Wissenschaftliche Untersuchungen haben ergeben, dass Unterschiede im Wärmeverbrauch innerhalb einer Wohnanlage bis zum 7,5fachen möglich und hauptsächlich auf die hier beschriebenen Ursachen zurückzuführen sind. Diese doch erheblichen Unterschiede sind übrigens nicht nur von Messdienstunternehmen festgestellt worden, sondern auch wissenschaftlich belegt.
IV. Die Preise
Die Energiepreise sind ja in den letzten Jahren enorm gestiegen. Die Preise des Versorgungsunternehmens noch mehr. Das ist z. T. sehr kurzfristigen Schwankungen unterlegen. Ob die ARGE über eine magische Kristallkugel verfügt, in der sie die Preisentwicklungen ablesen kann?
Subjektive Faktoren – nicht beeinflussbar!
Auch diese Faktoren sind von uns nicht beeinflusbar. Oder können wir etwa unsere „Lebensuhr“ zurückdrehen und uns um Jahre jünger machen? Oder wollen wir unsere (Klein-) Kinder abschaffen, nur damit unser Heizenergieverbrauch den ARGE-Vorgaben entspricht?
Die Heizkosten hängen auch ab vom Alter oder dem Gesundheitszustand (Behinderung), von Anzahl und Lebenssituation der Personen in der Wohnung, außerdem vom völlig unterschiedlichen subjektiven Temperaturempfinden und objektivem Wärmebedarf ab. Der wissenschaftliche Fachbegriff dazu heisst „Konstitution“. Damit werden wir schon geboren. Auch das hat Einfluss auf das gewünschte Heizverhalten (Zimmertemperatur, Lüftungsverhalten usw.).

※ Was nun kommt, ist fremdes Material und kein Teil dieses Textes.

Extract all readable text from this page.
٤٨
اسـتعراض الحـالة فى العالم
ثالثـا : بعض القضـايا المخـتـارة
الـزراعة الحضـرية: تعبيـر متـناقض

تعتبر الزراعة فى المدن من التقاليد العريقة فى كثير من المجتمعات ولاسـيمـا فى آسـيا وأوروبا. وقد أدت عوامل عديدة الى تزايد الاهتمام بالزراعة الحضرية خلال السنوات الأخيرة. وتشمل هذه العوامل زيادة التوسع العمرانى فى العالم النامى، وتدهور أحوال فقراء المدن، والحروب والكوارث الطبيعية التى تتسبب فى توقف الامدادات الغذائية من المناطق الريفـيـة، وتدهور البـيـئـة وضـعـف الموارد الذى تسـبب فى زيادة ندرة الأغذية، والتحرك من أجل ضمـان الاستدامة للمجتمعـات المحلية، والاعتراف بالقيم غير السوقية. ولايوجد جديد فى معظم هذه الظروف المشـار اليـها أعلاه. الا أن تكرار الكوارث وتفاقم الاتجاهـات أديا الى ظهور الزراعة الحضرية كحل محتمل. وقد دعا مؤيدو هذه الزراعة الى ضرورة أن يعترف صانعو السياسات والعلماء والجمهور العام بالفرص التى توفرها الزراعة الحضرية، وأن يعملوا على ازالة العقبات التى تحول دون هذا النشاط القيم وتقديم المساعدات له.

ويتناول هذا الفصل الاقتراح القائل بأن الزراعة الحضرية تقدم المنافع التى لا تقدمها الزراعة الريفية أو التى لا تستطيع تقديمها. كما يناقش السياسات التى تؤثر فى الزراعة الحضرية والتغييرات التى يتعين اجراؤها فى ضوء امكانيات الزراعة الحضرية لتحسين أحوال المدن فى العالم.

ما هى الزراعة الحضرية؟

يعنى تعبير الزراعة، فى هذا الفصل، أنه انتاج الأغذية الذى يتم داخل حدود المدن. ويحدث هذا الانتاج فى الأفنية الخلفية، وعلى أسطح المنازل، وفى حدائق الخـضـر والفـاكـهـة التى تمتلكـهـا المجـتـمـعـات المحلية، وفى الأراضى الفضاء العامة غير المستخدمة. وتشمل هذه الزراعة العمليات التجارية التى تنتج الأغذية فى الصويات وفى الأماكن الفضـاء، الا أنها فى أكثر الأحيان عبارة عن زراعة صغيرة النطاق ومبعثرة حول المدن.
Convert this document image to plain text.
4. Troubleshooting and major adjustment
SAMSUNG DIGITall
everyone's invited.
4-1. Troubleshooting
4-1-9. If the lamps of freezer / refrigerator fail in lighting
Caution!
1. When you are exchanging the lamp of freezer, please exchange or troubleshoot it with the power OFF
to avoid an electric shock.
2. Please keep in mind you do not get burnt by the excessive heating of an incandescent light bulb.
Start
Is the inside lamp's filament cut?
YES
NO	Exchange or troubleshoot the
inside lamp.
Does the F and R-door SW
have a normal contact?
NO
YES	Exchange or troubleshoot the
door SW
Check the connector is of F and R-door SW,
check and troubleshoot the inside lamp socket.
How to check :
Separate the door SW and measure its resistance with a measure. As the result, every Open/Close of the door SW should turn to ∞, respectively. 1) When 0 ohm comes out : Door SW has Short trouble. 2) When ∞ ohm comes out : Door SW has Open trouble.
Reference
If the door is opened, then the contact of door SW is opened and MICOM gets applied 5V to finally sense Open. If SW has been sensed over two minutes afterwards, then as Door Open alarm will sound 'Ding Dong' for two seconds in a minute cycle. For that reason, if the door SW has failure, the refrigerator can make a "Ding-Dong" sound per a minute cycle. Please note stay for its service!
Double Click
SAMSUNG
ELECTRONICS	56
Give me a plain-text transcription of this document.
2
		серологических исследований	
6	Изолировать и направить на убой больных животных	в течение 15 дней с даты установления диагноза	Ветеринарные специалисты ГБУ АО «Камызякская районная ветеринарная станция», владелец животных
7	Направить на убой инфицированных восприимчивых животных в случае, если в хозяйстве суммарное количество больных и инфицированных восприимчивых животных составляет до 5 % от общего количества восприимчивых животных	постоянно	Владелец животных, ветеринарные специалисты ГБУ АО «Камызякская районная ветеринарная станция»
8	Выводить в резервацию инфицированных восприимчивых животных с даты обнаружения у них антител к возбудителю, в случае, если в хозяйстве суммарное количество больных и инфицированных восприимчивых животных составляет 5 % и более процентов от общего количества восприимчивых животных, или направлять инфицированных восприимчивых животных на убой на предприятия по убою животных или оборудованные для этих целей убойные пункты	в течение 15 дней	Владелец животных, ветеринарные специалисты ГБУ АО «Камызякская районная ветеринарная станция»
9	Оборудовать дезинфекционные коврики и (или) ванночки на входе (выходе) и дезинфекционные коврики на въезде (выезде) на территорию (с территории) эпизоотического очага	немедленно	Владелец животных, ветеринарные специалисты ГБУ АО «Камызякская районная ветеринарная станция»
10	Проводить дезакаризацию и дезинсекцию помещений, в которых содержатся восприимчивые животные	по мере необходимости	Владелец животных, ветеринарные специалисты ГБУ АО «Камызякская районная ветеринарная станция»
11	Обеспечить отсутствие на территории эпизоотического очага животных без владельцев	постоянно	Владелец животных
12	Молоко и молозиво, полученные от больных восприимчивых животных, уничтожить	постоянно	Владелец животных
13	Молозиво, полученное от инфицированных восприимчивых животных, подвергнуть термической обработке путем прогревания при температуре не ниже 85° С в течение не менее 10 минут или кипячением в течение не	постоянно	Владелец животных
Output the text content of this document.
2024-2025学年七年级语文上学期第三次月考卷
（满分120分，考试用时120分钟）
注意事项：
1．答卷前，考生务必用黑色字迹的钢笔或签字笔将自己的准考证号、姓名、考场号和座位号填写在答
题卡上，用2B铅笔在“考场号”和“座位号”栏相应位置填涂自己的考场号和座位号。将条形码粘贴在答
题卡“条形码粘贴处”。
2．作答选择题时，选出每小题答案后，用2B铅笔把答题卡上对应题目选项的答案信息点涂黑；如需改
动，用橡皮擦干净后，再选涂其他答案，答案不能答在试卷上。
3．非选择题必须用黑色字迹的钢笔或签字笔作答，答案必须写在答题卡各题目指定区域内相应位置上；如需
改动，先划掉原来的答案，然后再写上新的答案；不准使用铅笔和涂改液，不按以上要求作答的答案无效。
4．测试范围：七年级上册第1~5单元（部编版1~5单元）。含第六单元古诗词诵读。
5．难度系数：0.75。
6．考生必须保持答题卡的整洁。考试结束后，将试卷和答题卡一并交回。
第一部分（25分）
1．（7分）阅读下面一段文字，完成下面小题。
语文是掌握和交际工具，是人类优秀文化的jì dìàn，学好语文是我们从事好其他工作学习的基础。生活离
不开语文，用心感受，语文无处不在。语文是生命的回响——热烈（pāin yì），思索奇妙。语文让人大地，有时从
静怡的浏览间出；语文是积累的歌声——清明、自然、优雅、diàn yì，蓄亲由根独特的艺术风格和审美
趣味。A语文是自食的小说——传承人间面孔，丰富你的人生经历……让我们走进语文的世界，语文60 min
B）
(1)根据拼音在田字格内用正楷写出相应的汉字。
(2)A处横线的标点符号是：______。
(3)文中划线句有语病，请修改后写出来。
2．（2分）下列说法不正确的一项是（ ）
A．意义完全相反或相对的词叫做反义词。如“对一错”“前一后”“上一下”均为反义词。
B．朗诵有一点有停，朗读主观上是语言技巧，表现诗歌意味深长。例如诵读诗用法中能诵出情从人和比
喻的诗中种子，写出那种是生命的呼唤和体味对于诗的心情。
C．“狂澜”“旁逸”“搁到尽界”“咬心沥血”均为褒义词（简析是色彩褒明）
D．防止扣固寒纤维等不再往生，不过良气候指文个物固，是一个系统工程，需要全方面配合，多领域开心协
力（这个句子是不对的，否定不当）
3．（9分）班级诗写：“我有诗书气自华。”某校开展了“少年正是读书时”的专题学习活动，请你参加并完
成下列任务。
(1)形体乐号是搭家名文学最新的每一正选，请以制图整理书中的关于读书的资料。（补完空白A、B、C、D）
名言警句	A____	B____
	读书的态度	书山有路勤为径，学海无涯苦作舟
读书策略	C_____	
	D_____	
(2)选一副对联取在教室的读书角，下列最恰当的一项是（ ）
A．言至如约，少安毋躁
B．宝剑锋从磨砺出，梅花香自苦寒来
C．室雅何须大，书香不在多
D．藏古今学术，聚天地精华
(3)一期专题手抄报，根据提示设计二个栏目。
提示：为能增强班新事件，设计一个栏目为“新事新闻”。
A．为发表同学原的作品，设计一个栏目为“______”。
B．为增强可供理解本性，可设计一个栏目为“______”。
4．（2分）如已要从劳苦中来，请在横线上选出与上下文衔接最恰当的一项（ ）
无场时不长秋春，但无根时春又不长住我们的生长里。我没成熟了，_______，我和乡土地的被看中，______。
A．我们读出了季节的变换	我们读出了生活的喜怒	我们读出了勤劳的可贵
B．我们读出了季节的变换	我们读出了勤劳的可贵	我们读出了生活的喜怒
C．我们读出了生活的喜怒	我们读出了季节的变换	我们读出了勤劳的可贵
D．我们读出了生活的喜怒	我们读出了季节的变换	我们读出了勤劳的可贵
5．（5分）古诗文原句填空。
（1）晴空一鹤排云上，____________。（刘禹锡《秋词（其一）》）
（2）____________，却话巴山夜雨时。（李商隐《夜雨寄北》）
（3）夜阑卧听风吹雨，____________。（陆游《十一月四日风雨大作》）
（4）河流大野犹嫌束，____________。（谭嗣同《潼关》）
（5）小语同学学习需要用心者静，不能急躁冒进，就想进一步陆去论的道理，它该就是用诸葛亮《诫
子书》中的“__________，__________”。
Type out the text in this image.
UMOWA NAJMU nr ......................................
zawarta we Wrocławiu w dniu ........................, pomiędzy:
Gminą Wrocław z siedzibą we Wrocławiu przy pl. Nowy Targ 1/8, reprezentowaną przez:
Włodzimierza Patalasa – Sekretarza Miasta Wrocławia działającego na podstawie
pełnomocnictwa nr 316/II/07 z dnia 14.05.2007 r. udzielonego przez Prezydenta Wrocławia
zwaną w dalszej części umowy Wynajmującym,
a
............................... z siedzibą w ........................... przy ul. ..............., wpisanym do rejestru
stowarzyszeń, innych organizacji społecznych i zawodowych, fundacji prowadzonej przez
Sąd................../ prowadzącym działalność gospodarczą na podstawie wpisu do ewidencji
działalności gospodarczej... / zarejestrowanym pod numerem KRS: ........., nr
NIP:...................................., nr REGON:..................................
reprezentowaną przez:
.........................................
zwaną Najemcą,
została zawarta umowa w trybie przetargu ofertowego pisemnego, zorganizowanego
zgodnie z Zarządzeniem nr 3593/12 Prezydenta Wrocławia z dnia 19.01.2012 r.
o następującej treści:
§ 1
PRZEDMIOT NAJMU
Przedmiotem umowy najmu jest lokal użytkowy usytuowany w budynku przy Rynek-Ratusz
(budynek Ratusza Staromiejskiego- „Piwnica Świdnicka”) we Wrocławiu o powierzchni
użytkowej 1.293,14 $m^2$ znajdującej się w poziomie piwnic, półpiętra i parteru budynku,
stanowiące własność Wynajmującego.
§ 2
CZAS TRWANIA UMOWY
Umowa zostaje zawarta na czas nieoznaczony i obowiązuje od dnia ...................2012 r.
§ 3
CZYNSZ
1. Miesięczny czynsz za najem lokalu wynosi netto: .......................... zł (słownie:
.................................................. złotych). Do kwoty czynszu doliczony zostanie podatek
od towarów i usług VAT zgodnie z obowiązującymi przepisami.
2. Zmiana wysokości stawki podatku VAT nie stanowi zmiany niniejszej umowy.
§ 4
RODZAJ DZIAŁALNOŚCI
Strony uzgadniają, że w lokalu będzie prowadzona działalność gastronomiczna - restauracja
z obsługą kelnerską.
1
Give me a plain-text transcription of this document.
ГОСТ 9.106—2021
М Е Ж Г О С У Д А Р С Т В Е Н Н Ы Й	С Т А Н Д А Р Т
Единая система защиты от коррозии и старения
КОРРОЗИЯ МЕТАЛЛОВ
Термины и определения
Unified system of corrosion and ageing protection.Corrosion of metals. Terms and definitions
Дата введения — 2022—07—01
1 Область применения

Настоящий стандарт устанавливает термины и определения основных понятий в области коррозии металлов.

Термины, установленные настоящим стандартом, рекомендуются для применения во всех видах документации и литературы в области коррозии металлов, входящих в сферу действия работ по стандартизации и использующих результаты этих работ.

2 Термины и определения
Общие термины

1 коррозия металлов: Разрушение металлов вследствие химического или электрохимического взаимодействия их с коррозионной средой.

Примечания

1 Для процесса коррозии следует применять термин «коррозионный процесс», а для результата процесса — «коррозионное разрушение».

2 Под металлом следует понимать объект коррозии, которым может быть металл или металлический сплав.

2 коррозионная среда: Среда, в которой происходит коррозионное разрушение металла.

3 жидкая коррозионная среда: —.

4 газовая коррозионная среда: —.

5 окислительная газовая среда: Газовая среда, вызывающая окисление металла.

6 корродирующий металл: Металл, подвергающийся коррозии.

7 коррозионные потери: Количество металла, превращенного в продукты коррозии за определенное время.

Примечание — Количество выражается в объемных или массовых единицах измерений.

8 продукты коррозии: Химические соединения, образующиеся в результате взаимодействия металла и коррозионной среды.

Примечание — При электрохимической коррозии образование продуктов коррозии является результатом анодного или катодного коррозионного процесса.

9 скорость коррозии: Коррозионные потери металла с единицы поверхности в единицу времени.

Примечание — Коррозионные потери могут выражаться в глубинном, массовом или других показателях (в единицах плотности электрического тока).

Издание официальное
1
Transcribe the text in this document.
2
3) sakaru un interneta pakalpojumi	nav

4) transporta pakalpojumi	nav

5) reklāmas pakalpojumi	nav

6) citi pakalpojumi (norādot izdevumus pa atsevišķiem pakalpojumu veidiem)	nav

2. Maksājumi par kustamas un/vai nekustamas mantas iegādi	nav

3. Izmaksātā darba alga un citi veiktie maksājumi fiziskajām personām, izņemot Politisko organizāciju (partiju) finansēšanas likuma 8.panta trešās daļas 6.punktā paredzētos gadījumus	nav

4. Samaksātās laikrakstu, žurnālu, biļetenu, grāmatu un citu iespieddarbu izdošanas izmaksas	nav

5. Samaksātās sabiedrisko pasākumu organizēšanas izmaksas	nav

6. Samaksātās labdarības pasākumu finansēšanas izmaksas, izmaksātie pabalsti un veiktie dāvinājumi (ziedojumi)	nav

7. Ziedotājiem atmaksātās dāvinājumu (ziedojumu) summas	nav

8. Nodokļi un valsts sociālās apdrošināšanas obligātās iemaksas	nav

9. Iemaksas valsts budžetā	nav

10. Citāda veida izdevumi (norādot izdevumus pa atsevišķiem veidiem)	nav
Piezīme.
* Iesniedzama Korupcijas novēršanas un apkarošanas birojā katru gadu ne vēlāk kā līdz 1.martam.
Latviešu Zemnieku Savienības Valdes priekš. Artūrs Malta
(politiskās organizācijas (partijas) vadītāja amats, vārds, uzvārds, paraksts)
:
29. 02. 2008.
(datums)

Auch wenn die Temperatur eine physikalisch feststehende Größe zu sein scheint, ist das Temperaturempfinden der Menschen doch subjektiv und von vielen Faktoren – sowohl physischer, wie auch psychischer Natur – abhängig. Jedem/jeder ist es schon passiert, dass er/sie sich mit mehreren Personen in einem Raum befindet und gleichzeitig ist es einem zu warm, dem andern aber zu kalt. 20 Grad Raumtemperatur empfinden Kinder und Jugendliche als angenehm, wogegen ältere Leute dabei eine Gänsehaut bekommen. Es ist eine Grundregel, dass Senioren es um drei bis fünf Grad wärmer brauchen als jüngere Menschen. Selbst psychische Faktoren spielen eine Rolle für das Temperaturempfinden. Einsame oder depressive Menschen können selbst eine wohlige Raumwärme von 23 Grad als kühl empfinden, wogegen geselliges Partytreiben die gleiche Raumtemperatur als unerträglich heiß erscheinen lässt. Das immer wieder angeführte Argument „Ich bin ganz allein in der Wohnung – da sind diese Heizkosten unmöglich“, ist deshalb nicht richtig und lässt eher den gegenteiligen Schluss zu.
Auch ist die Besonderheit zu berücksichtigen, das erwerbslose Hilfebedürftige eben aufgrund der Erwerbslosigkeit gezwungen sind, eine gegenüber dem Durchschnitt deutlich angehobene Zeitspanne in der Wohnung zu verbringen
VI. Schluss:
In dieser oder jener Variante sind die oben genannten Faktoren bei uns allen vorhanden. Ob und wie sie Einfluss haben auf die effektiven Heizkosten wissen wir nicht und können wir auch gar nicht einschätzen. Es genügt völlig, wenn wir der ARGE Hinweise geben auf diese Faktoren und sie dadurch darauf aufmerksam machen, dass auch alle Gerichte und die Bundesregierung selbst eine klare Einzelfallbetrachtung verlangen. Dazu bedarf es aber entsprechenden Sachverständigeneinsatzes. Wirtschaftlich ist das nur sinnvoll bei echten „Ausreissern“- und da sollte aus wirtschaftlichen und ökologischen Gründen auch nicht gezögert werden.